Bending tests were performed to confirm the strength of the OpenScope stage. The material used to print it, PLA, turns out to be 4 times stronger than the alternative material, ABS, and 13 times stiffer than it. We also explored how different orientation of the object during 3D-printing affects its strength, and took this into account when putting together the OpenScope print files. Moreover, it was confirmed that the plastic is not subject to plastic deformation due to weight-loads that the OpenScope stage will typically have to bear. In short: you can put OpenScope in your backpack and not worry about it getting broken (we tried this, too). The detailed report from the strength testing experiments can be found below.

Multiple Microscopy Modes

OpenScope supports three different modes of microscopy:

• brightfield: in this simplest setup, the sample is illuminated with a white LED from below

• darkfield: this mode requires mounting of a 3D-printed darkfield tube underneath the stage (for an explanation on how darkfield works, see the document below)

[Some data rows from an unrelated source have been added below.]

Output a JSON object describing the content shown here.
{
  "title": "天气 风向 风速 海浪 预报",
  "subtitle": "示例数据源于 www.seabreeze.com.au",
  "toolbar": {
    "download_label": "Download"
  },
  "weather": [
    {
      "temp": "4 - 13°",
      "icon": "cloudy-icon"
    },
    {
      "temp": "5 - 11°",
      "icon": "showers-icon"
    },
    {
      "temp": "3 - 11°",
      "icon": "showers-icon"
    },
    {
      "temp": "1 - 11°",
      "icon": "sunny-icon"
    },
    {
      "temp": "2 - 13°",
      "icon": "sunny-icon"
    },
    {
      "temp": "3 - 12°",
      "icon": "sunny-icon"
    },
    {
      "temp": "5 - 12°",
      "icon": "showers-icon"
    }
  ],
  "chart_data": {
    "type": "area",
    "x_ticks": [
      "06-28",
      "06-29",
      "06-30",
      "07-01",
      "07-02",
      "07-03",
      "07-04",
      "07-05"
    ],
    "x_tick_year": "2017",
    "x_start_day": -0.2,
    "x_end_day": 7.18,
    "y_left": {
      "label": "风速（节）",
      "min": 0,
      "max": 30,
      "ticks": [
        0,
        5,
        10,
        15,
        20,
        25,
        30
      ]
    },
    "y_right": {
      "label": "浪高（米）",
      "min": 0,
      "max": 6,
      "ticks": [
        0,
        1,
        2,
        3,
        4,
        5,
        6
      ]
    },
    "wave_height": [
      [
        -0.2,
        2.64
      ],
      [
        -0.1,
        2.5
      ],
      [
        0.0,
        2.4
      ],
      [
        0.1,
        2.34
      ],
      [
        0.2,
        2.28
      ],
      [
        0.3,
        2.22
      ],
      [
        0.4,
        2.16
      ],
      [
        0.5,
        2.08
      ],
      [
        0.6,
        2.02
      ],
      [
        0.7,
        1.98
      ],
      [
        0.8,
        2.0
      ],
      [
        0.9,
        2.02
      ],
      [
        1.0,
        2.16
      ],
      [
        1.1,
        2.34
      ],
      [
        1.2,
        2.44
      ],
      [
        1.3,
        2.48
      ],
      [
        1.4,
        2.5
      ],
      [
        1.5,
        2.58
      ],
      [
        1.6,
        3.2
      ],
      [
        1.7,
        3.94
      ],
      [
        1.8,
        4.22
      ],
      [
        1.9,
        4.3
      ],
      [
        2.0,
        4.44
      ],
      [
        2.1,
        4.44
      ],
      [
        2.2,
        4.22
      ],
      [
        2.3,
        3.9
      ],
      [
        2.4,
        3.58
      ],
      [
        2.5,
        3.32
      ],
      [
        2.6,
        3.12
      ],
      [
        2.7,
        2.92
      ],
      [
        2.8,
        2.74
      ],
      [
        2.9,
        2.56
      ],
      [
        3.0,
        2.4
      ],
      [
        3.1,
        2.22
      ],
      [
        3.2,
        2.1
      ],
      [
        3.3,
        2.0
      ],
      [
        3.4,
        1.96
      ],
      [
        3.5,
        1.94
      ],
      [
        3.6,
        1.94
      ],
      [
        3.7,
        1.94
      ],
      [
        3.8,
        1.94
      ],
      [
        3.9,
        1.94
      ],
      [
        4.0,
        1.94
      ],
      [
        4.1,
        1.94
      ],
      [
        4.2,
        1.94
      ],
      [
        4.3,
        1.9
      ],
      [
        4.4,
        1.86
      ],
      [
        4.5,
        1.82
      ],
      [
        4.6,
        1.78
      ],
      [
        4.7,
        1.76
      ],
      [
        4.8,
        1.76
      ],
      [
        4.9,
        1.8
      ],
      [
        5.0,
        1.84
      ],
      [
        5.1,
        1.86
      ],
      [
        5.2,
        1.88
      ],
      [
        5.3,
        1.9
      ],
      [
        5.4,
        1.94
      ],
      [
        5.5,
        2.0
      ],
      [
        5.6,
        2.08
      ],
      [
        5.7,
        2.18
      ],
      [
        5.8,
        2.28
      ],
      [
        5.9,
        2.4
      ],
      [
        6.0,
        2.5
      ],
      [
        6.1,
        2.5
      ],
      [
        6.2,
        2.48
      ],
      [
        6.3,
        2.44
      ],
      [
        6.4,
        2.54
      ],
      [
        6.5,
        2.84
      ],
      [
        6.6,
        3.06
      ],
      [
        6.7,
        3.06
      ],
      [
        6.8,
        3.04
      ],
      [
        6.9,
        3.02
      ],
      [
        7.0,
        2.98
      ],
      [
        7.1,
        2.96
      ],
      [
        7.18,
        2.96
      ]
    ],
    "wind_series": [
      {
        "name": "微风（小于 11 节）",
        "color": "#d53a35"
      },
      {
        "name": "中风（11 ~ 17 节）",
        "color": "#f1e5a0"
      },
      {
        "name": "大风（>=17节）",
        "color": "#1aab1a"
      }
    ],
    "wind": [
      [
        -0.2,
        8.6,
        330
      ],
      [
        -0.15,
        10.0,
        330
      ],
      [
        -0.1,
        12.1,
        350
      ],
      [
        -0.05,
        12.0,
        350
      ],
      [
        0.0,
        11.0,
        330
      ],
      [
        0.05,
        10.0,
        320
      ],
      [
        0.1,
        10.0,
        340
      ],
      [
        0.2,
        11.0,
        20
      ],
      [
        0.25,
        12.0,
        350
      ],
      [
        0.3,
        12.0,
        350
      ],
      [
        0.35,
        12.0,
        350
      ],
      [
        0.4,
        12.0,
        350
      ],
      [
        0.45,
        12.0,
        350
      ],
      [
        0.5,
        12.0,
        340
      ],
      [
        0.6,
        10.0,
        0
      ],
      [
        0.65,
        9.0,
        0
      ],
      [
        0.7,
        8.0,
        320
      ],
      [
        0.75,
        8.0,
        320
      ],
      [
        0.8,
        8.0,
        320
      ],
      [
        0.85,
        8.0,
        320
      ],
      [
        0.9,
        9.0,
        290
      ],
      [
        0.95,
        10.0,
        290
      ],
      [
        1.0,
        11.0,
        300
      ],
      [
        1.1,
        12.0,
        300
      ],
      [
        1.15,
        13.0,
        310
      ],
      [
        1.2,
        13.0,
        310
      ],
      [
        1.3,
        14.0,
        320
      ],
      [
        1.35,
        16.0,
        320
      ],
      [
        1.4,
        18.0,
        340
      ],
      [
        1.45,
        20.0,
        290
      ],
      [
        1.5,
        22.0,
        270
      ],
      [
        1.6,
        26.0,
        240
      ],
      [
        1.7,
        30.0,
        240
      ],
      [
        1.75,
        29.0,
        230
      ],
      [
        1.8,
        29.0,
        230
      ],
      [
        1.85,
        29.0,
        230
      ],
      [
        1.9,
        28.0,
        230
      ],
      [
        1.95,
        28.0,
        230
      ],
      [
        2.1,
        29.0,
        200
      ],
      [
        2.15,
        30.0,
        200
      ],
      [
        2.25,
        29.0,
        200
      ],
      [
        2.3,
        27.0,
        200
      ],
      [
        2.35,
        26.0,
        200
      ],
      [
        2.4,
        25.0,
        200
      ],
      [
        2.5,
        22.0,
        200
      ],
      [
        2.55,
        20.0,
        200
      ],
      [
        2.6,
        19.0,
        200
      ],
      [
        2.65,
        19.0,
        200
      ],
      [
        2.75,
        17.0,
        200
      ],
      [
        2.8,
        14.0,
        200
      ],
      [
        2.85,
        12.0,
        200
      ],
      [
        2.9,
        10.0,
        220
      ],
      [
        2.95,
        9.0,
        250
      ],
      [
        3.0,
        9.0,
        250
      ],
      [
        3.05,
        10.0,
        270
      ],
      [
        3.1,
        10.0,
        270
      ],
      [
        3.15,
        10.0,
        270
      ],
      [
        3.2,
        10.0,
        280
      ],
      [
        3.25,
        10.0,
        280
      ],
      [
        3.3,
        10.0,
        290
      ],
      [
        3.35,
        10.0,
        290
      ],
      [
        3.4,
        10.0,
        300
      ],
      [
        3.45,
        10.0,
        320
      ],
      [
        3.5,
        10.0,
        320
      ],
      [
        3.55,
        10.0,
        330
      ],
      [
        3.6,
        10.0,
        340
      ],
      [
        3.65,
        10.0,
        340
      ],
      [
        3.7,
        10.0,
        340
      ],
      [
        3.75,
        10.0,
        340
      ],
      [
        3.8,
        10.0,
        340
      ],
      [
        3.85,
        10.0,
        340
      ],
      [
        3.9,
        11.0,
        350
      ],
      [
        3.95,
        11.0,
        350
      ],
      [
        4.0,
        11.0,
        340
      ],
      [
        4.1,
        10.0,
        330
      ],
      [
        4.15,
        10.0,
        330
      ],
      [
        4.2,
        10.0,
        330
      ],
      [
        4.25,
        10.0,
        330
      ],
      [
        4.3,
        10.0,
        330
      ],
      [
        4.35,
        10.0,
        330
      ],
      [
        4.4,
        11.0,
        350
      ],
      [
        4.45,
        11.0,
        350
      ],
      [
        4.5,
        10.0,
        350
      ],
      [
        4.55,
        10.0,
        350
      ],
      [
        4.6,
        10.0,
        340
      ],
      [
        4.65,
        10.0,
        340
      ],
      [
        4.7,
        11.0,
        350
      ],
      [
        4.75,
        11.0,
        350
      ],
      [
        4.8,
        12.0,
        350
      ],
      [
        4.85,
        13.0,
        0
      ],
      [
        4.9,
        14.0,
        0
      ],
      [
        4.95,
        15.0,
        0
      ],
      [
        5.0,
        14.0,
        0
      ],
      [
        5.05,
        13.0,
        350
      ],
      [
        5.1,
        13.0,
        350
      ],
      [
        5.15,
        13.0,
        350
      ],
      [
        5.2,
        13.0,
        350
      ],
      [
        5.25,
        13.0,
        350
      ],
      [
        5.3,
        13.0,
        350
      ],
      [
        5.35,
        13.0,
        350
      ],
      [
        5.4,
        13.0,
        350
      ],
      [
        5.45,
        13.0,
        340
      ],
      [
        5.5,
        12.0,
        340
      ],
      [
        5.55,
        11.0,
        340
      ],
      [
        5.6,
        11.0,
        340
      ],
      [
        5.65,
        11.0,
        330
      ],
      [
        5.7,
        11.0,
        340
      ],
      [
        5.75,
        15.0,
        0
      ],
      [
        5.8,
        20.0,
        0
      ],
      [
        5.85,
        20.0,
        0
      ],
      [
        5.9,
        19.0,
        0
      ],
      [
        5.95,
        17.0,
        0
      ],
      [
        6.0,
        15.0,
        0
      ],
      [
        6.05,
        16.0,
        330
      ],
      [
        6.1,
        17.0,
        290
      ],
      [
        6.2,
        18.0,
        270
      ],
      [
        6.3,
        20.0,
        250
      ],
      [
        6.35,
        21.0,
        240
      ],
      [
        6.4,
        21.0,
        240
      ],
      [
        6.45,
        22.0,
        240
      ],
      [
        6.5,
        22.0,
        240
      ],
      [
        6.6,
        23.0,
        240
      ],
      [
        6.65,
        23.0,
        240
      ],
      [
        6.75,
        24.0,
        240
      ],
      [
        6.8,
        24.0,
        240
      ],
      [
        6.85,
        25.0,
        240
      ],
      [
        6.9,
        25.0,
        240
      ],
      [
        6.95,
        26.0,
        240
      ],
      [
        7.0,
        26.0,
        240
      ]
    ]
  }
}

• fluorescence: for this mode, we have carefully developed the epicube, which houses the camera CCD, the lens, the 3 filters required, and the illuminating LED (for more information on how fluorescence works, see our Modeling page)

Switching between these modes is as simple as just swapping between the different modules, and the different modes of illumination can be controlled through the WebShell.

Movement Precision

When designing the OpenScope stage, we have taken advantage of the flexibility of the plastic. The flexure mechanism allows the stage to move horizontally very smoothly, and all care was taken to provide just as smooth vertical movement. Using screws to control the mechanics provides an extra degree of smoothness. In addition, the microscope can be motorized for complete remote operation (again, through the WebShell). We used cheap low-power (operating at 5V) stepper motors, which are still highly accurate: they are geared to 513 steps per revolution, which translates into approx. 0.6μm movement of the sample per step. For the detailed analysis, see the document below.

Affordable Price

The total cost of OpenScope is determined mainly by the price of the electronics used, given that the plastic 3D-printed components round up to 2£ (100g of PLA). You will also definitely need the Raspberry Pi camera(15-20£), the Raspberry Pi itself (25£), an Arduino PCB, some LEDs. On top of that are some optional components: motors if you want to control openscope remotely; filters - if you will image fluorescence. To figure out which components you need and which not, for your own OpenScope, consult our Make Your Own page. You can download the full Bill of Materials below. The total price stays in the range 50£-100£, which is two or more orders of magnitude lower than the price of the commercial lab microscopes.

Size & Weight

The plastic stage of OpenScope weights just over 100g, and the height of the whole assembly is just over 6cm in height. Together with all of the accompanying electronics, it is easily transportable in a 13x13x13 cm box.